The MabEase study achieved its goal of excluding major differences in efficacy and safety between rituximab SC and IV treatment arms in newly diagnosed DLBCL patients treated with R-CHOP. This has been underscored by the primary endpoint data which indicated similar efficacy of the rituximab SC and IV formulations in the overall study population. Of interest, the CR/CRu rates in this study (SC, 50.6%; IV, 42.4%) were lower compared to historical data, which may be attributed to the approximately 18% of patients discontinued study treatment before the end of cycle 8. However, among the SC and IV patients who did complete all eight cycles of induction, the CR/CRu rates were 57% and 47%, respectively. Despite the relatively lower CR rate, the overall response rate in this study was similar to observations in previous studies. In addition, similar safety profiles were observed in the SC and IV arms, no new safety signals, and a rate of treatment-related deaths that was comparable to those found in other studies.
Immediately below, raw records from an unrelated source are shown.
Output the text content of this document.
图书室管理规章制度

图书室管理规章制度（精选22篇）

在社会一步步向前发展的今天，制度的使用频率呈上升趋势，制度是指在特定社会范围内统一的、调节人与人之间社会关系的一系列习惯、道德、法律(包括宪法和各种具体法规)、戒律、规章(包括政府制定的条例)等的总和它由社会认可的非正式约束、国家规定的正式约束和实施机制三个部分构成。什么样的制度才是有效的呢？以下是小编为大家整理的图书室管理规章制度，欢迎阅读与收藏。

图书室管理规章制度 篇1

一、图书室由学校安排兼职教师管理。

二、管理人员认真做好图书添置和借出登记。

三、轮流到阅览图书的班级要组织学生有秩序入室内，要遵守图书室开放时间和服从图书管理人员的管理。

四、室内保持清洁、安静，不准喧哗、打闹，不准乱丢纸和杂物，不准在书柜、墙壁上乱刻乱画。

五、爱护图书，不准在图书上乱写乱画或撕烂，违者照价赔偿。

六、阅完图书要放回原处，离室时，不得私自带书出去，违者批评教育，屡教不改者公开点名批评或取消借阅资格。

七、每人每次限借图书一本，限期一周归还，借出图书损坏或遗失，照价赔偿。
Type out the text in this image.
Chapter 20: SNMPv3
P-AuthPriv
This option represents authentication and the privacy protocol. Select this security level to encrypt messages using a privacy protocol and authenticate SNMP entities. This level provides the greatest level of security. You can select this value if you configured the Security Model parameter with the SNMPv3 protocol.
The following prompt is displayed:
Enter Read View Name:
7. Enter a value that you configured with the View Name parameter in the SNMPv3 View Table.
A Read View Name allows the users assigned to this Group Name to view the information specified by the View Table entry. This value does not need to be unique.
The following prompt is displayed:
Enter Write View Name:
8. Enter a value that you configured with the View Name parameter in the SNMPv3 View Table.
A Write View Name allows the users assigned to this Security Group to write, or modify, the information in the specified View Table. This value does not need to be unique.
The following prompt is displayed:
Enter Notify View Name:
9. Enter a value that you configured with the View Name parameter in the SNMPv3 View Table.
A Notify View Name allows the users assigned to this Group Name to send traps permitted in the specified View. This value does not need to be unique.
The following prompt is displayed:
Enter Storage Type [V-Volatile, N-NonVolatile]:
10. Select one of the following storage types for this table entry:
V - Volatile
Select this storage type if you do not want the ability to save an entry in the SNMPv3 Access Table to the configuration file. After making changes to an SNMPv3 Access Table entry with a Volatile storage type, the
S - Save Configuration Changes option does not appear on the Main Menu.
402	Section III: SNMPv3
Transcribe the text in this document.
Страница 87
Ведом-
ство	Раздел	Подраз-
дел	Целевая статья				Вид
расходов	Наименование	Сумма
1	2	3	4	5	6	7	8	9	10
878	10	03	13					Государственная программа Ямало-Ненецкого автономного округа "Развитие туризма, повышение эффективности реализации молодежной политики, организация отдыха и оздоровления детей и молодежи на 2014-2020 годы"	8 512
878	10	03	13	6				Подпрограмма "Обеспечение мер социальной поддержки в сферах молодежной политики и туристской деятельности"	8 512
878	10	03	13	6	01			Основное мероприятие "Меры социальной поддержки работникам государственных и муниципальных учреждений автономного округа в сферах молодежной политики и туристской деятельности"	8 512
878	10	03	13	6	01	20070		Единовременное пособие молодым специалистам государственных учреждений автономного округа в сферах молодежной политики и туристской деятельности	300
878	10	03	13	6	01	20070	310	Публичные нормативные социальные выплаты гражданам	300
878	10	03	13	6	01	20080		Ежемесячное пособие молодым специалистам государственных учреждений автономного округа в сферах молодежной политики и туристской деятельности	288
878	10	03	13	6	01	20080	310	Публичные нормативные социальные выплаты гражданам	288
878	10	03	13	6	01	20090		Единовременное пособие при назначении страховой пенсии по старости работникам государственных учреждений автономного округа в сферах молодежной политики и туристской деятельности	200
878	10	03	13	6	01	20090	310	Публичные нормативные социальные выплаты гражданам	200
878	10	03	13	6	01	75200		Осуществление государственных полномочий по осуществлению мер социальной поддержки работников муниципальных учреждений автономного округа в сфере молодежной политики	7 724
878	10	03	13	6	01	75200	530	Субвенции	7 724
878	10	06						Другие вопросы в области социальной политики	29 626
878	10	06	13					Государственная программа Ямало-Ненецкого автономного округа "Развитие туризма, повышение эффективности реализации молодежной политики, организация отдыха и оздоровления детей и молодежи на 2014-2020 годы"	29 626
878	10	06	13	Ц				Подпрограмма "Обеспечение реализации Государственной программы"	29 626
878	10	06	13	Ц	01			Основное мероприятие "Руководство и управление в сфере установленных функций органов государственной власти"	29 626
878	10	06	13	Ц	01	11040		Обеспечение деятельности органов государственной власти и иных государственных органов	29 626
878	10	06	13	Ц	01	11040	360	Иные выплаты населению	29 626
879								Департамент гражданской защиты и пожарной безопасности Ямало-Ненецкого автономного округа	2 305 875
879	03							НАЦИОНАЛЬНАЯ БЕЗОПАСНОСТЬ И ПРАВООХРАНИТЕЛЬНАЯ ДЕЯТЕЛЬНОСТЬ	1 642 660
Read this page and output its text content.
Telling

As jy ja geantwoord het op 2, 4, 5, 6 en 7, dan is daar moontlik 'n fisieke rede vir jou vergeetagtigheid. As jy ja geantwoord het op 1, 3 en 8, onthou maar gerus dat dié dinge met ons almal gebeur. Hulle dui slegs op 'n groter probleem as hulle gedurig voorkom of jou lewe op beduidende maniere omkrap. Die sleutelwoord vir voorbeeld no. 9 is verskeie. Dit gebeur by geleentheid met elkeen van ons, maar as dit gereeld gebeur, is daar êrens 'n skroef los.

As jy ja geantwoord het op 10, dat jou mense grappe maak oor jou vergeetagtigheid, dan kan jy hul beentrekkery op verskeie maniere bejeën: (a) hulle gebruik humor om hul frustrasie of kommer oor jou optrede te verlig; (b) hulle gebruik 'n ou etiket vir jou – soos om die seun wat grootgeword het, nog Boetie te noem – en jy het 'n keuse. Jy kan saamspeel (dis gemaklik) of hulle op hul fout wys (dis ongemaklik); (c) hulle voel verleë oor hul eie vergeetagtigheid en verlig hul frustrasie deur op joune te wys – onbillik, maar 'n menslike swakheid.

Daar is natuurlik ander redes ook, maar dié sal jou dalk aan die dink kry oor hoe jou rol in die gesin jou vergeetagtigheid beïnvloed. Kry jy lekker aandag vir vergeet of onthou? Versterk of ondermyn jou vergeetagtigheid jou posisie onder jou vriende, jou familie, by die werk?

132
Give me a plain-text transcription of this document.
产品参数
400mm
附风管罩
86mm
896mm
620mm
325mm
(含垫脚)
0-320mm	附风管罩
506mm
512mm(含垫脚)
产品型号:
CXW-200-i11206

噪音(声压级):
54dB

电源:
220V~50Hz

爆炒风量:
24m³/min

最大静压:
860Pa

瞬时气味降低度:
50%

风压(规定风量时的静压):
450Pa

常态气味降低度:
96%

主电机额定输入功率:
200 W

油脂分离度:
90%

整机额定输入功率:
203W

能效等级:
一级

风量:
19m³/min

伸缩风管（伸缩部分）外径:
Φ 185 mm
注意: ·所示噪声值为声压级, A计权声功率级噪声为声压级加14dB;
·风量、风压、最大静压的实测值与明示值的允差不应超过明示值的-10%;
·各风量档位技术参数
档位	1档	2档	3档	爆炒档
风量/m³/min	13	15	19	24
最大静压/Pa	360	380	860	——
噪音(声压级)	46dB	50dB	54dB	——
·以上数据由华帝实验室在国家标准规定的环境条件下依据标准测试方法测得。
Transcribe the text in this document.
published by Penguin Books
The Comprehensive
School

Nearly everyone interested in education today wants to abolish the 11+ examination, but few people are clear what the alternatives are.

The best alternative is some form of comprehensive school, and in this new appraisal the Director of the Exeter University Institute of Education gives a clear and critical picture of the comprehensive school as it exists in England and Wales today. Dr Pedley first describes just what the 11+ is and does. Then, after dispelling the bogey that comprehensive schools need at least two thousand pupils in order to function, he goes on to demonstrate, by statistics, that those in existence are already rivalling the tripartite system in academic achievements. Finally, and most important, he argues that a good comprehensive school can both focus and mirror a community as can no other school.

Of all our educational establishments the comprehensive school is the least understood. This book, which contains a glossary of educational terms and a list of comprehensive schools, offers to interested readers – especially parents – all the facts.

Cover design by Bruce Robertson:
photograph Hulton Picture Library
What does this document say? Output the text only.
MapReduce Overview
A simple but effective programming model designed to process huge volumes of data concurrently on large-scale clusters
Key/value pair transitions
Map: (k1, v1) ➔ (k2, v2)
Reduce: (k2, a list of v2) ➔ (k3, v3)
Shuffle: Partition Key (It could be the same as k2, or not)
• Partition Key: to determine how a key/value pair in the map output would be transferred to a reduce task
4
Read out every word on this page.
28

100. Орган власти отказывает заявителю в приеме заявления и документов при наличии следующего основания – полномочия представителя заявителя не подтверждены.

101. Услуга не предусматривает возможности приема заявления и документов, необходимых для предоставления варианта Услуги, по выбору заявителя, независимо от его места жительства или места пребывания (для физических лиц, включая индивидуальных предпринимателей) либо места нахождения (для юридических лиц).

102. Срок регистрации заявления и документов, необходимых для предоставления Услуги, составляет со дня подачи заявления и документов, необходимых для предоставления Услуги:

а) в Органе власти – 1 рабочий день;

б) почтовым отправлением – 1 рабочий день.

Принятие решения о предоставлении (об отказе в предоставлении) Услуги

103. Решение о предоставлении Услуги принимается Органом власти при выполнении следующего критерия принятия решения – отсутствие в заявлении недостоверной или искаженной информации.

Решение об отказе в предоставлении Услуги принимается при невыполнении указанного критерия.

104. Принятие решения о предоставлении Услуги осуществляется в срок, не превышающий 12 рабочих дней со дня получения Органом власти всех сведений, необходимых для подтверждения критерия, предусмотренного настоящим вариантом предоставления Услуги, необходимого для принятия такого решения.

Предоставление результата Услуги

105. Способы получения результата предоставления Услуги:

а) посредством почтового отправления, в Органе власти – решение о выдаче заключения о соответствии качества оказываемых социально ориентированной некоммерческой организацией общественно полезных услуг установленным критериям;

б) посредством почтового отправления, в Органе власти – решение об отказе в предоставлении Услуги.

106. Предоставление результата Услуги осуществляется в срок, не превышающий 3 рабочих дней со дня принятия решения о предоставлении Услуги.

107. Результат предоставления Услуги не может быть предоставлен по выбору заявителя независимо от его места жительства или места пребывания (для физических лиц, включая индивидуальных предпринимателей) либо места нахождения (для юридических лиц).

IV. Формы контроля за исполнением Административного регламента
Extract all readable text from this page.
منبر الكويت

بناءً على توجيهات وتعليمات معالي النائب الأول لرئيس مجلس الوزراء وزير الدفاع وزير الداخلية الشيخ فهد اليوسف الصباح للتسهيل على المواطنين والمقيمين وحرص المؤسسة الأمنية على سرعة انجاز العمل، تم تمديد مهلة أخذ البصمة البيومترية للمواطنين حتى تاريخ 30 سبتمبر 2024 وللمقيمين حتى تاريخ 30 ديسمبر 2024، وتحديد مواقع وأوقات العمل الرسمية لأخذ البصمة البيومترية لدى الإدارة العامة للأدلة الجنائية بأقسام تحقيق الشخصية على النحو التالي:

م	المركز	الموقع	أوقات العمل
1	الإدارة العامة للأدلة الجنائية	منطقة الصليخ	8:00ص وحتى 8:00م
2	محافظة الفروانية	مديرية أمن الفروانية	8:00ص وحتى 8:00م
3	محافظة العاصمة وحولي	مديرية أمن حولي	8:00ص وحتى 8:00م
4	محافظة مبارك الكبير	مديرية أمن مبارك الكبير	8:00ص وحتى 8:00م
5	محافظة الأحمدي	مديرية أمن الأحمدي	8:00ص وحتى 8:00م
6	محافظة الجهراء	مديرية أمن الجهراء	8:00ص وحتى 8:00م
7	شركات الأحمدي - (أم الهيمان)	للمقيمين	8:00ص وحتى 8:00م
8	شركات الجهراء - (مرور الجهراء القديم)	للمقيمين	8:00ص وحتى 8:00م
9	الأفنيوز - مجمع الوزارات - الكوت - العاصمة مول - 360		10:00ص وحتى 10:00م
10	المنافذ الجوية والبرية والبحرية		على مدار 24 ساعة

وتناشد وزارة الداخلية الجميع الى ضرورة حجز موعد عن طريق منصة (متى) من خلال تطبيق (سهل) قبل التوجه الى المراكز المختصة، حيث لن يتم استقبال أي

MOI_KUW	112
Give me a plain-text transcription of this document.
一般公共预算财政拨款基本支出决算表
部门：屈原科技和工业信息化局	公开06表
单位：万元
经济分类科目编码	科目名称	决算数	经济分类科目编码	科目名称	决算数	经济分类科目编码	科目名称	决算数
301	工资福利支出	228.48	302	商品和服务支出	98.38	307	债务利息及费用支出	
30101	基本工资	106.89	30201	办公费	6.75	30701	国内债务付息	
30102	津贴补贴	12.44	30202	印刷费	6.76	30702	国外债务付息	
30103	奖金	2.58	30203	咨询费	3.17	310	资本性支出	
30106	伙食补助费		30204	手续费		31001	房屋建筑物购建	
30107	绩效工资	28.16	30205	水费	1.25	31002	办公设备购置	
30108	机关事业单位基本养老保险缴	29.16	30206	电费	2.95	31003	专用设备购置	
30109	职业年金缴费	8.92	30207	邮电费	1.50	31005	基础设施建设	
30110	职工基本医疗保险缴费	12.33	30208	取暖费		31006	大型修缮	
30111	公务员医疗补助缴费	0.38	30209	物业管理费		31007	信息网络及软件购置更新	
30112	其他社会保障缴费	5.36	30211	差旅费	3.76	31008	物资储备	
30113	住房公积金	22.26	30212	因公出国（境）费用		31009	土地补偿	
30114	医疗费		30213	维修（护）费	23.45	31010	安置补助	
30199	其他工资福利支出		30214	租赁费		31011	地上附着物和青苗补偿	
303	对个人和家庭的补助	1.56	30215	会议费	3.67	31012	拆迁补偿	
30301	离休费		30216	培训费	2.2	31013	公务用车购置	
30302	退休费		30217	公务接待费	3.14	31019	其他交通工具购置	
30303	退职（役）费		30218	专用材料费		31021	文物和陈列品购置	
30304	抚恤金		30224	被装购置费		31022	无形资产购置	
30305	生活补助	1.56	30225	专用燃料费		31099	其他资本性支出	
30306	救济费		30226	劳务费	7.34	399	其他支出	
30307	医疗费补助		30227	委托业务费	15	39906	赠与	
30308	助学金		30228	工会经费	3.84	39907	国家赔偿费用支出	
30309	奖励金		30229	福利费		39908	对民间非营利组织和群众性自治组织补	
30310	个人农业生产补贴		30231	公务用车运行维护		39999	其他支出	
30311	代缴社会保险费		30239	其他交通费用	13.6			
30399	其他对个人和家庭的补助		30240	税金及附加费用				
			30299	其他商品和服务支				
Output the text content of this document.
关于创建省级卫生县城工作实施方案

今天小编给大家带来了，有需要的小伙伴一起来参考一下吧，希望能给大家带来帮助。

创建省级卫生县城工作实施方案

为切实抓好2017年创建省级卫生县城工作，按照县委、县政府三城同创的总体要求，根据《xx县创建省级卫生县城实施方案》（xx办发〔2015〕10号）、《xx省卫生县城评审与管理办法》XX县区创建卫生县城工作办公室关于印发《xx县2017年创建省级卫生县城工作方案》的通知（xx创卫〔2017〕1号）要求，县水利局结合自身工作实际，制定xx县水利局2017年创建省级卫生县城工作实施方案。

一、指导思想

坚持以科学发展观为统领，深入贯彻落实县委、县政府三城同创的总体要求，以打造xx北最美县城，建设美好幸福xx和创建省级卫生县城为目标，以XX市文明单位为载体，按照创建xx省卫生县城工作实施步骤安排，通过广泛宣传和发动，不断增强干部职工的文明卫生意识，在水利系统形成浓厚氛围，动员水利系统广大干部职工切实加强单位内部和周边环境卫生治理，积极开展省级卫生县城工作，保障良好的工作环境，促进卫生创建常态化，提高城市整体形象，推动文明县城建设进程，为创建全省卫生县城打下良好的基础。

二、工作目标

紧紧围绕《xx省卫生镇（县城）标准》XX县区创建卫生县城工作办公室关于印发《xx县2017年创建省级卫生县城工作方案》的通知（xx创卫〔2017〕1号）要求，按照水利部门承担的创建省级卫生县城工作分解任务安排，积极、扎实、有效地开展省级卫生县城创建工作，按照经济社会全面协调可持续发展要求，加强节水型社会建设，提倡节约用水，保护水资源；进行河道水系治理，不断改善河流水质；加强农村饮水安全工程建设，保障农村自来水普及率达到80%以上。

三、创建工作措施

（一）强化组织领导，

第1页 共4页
The most frequent SAE in this study was febrile neutropenia, although there was no difference between groups in rates of treatment discontinuation due to AEs or infections. Given that the MabEase study showed no major differences in efficacy and safety between treatment arms, coupled with higher RASQ scores in the rituximab SC arm, it’s rational to suggest that the results of this study support the use of rituximab SC in treatment-naïve patients with DLBCL.

Abstract

Intravenous rituximab plus chemotherapy is standard treatment for diffuse large B-cell lymphoma. A subcutaneous formulation of rituximab is expected to simplify and shorten drug preparation and administration, and to reduce treatment burden. MabEase (clinicaltrials.gov Identifier: 01649856) examined efficacy, safety and patient satisfaction with subcutaneous rituximab plus chemotherapy in treatment-naïve patients with diffuse large B-cell lymphoma. Patients were randomized 2:1 to subcutaneous rituximab (intravenous 375 mg/m cycle 1; subcutaneous 1,400 mg cycles 2–8) or intravenous rituximab (375 mg/m cycles 1–8) plus cyclophosphamide, doxorubicin, vincristine, and prednisone every 14 or 21 days. The primary endpoint was investigator-assessed complete response/unconfirmed complete response. Secondary endpoints included safety, treatment satisfaction (Cancer Treatment Satisfaction Questionnaire and Rituximab Administration Satisfaction Questionnaire), time savings, and survival. Of 576 randomized patients, 572 (378 subcutaneous; 194 intravenous) received treatment. End of induction complete response/unconfirmed complete response rates were 50.6% (subcutaneous) and 42.4% (intravenous). After a median 35 months, median overall, event-free and progression-free survivals were not reached. Grade ≥3 adverse events (subcutaneous 58.3%; intravenous 54.3%) and administration-related adverse events (both groups 21%) were similar between arms. Injection-site reactions were more common with subcutaneous injections (5.7% versus 0%, respectively). Rituximab Administration Satisfaction Questionnaire scores for ‘impact on activities of daily living’, ‘convenience’, and ‘satisfaction’ were improved with subcutaneous versus intravenous injections; Cancer Therapy Satisfaction Questionnaire scores were similar between arms. Median administration time (6 minutes vs. 2.6 to 3.0 hours), chair/bed and overall hospital times were shorter with subcutaneous versus intravenous rituximab. Overall, subcutaneous and intravenous rituximab had similar efficacy and safety, with improved patient satisfaction and time savings.